2.住宅取得等資金の贈与税の非課税制度と併用できる

相続時精算課税は、住宅取得等資金の贈与税の非課税制度と一緒に使うことができます。

2020年4月から2021年3月までの請負契約による贈与であれば、最大1,500万円までの住宅取得用資金の非課税限度額が使え、それを超える金額の贈与ではさらに2,500万円まで相続時精算課税制度により贈与税がかからないことになります。

つまり合計で最大4,000万円までの住宅取得用資金に対する贈与税がゼロということになるのです。

3.注意点もあるので適用には気をつけて

住宅取得用資金の非課税制度は、贈与された金額のうち非課税限度額内の贈与については以後税金の対象となることはありません。相続税とは関係なくなるので、贈与によって節税につながります。

これに対し、相続時精算課税により贈与された金額は、贈与税がかからない2,500万円までの贈与額でも、相続時に相続財産として計算されるので、節税になるとは言えません。他の財産の額によっては相続税がかかることもあります。
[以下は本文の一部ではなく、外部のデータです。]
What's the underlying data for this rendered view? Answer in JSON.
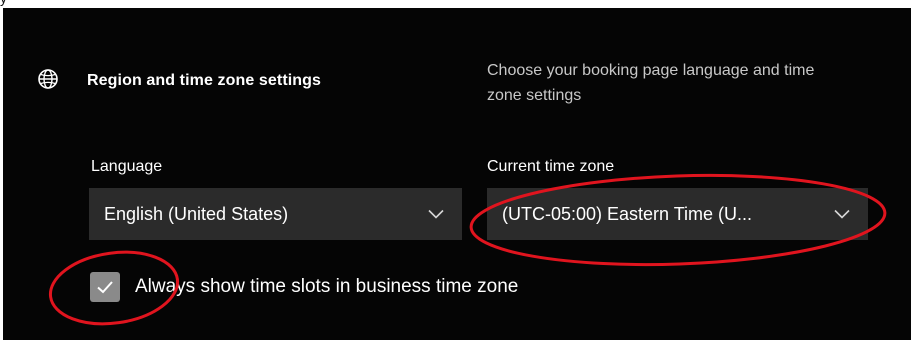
{
  "partial_top_text": "y",
  "section": {
    "icon": "globe-icon",
    "title": "Region and time zone settings",
    "description": "Choose your booking page language and time zone settings"
  },
  "language": {
    "label": "Language",
    "value": "English (United States)",
    "icon": "chevron-down-icon"
  },
  "timezone": {
    "label": "Current time zone",
    "value": "(UTC-05:00) Eastern Time (U...",
    "icon": "chevron-down-icon"
  },
  "business_time_zone": {
    "label": "Always show time slots in business time zone",
    "checked": true,
    "icon": "check-icon"
  },
  "colors": {
    "panel_background": "#050505",
    "dropdown_background": "#2b2b2b",
    "checkbox_fill": "#8a8a8a",
    "annotation_red": "#e0141e"
  }
}
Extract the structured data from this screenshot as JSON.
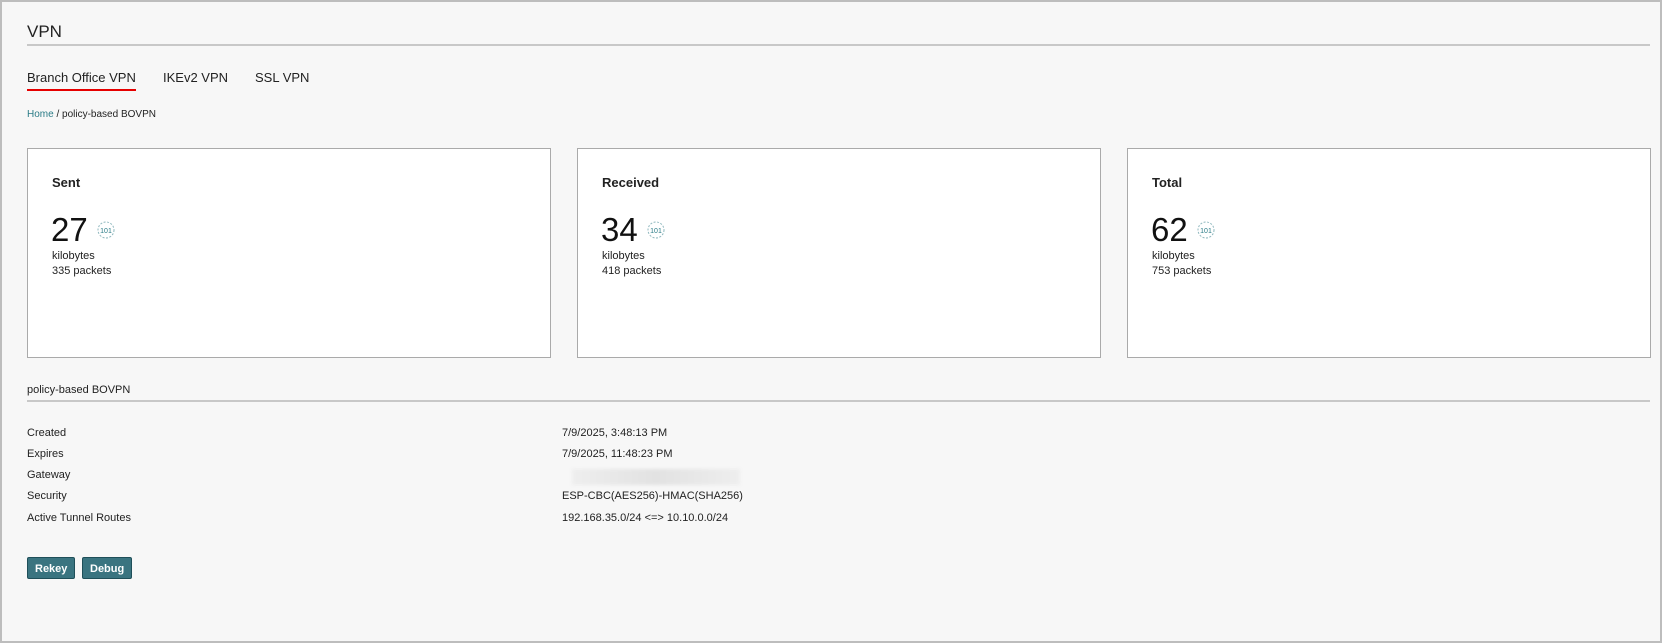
{
  "page": {
    "title": "VPN"
  },
  "tabs": [
    {
      "label": "Branch Office VPN",
      "active": true
    },
    {
      "label": "IKEv2 VPN"
    },
    {
      "label": "SSL VPN"
    }
  ],
  "breadcrumb": {
    "home": "Home",
    "separator": " / ",
    "current": "policy-based BOVPN"
  },
  "cards": [
    {
      "label": "Sent",
      "value": "27",
      "unit": "kilobytes",
      "packets": "335 packets",
      "icon": "binary-data-icon"
    },
    {
      "label": "Received",
      "value": "34",
      "unit": "kilobytes",
      "packets": "418 packets",
      "icon": "binary-data-icon"
    },
    {
      "label": "Total",
      "value": "62",
      "unit": "kilobytes",
      "packets": "753 packets",
      "icon": "binary-data-icon"
    }
  ],
  "details": {
    "heading": "policy-based BOVPN",
    "rows": [
      {
        "label": "Created",
        "value": "7/9/2025, 3:48:13 PM"
      },
      {
        "label": "Expires",
        "value": "7/9/2025, 11:48:23 PM"
      },
      {
        "label": "Gateway",
        "value": ""
      },
      {
        "label": "Security",
        "value": "ESP-CBC(AES256)-HMAC(SHA256)"
      },
      {
        "label": "Active Tunnel Routes",
        "value": "192.168.35.0/24 <=> 10.10.0.0/24"
      }
    ]
  },
  "buttons": {
    "rekey": "Rekey",
    "debug": "Debug"
  },
  "colors": {
    "accent": "#3a7480",
    "tab_underline": "#e60000",
    "link": "#2a7b86"
  }
}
また相続時精算課税は住宅取得用資金の非課税制度とは別の制度なので、非課税の添付書類とは別に、届出書や一定の書類の提出といった手続きが必要となります。

さらに一度選択すると、暦年課税の110万円の基礎控除が使えません。つまり、選択した贈与者とのそれ以後の贈与については、毎年110万円以下の贈与でも申告が必要となります。
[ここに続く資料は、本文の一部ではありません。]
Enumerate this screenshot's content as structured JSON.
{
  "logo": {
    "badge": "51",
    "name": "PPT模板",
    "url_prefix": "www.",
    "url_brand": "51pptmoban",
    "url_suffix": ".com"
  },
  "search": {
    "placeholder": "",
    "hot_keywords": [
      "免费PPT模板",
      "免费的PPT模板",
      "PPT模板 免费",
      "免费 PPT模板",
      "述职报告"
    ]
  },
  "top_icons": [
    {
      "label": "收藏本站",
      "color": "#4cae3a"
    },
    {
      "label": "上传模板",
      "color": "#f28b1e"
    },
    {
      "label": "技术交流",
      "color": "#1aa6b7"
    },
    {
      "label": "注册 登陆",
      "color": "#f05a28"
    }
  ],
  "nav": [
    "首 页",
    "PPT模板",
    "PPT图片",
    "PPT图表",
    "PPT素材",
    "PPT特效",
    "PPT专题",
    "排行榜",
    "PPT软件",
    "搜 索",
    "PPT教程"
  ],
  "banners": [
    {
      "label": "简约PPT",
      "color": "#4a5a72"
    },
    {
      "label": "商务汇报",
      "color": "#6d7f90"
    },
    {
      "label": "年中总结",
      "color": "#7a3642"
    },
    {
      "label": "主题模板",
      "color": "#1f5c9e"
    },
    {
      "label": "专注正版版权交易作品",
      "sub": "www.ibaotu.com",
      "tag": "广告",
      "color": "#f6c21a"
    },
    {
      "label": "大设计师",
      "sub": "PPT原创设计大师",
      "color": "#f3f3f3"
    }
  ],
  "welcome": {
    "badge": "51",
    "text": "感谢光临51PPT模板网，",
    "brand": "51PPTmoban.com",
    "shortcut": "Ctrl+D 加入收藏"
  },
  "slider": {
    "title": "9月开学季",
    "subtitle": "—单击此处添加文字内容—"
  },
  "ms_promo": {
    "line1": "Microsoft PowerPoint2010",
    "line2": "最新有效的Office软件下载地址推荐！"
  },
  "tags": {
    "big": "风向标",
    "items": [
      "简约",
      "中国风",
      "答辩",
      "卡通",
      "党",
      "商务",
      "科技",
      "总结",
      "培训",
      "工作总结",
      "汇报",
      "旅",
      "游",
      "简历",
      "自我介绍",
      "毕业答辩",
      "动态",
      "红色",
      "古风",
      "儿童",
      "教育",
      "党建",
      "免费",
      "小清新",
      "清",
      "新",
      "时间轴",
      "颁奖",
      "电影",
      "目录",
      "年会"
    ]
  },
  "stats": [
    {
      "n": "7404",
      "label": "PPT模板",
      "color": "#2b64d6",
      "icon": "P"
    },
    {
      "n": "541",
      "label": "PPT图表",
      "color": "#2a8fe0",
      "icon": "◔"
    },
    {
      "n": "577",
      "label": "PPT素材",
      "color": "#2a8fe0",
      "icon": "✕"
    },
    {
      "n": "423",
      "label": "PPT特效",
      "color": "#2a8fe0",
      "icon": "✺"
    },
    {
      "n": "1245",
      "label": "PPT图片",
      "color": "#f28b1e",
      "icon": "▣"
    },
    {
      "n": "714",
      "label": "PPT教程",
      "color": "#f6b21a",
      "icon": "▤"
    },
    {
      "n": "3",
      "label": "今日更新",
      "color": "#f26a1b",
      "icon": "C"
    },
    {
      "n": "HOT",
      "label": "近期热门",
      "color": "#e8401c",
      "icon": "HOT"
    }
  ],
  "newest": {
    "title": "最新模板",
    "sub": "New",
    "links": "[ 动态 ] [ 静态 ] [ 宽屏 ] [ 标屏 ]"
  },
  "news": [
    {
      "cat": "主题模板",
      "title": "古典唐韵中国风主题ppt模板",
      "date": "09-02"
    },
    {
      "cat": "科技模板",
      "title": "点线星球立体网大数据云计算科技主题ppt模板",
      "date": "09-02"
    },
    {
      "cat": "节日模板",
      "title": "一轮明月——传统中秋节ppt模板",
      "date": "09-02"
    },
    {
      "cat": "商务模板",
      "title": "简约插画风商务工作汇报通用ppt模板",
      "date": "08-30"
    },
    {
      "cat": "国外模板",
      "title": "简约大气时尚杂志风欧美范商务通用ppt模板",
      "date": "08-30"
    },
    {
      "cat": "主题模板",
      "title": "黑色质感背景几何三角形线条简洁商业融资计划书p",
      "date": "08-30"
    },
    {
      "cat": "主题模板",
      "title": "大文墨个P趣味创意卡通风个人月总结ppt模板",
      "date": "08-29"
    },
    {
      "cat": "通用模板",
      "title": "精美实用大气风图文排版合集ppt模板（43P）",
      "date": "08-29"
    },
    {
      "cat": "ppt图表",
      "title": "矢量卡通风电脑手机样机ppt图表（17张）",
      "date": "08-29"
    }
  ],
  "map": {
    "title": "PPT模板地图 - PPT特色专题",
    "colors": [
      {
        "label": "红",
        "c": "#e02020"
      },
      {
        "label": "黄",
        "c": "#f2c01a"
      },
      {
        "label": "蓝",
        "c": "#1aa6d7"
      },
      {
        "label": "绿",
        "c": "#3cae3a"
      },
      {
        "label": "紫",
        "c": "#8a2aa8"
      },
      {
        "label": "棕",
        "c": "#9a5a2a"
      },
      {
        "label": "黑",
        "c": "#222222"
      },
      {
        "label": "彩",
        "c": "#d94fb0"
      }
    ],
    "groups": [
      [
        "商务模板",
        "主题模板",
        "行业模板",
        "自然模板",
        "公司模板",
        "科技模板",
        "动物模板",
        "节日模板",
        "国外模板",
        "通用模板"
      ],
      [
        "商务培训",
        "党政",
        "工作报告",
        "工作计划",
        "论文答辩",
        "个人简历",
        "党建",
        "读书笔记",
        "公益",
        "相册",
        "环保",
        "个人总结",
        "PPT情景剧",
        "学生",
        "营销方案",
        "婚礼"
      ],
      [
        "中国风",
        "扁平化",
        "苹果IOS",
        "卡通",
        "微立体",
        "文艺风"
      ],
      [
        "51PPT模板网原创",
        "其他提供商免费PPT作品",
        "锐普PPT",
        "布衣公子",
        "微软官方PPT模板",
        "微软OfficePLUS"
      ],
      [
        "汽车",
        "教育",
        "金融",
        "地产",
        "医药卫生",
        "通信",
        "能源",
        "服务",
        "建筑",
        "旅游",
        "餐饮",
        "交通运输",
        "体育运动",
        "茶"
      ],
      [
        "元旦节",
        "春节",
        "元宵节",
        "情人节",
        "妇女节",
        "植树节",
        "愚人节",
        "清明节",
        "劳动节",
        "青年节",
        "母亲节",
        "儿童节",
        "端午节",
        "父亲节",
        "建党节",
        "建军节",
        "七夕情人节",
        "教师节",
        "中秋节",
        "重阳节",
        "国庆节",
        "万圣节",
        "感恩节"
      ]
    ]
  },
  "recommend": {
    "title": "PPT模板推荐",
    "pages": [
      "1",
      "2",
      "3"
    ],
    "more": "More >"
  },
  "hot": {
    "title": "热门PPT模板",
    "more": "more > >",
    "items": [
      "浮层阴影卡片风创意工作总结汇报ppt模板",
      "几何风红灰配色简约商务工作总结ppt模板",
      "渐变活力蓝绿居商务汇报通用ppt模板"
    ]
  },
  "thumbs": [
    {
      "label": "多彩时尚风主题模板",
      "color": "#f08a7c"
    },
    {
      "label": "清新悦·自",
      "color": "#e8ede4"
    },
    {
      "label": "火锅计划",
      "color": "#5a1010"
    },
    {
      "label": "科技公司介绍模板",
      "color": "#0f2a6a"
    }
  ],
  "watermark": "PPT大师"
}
相続時精算課税は、相続人となるであろう子や孫に、先に財産を渡せるというメリットがあります。また、住宅取得用資金の非課税制度とも併用できるので、大きな出費となる住宅取得の時に、まとまった資金を援助できます。

しかし、非課税制度とは違う制度なのでその延長のようには考えず、相続時精算課税のしくみや特徴を理解した上で、使うか使わないかを慎重に検討するようにしましょう。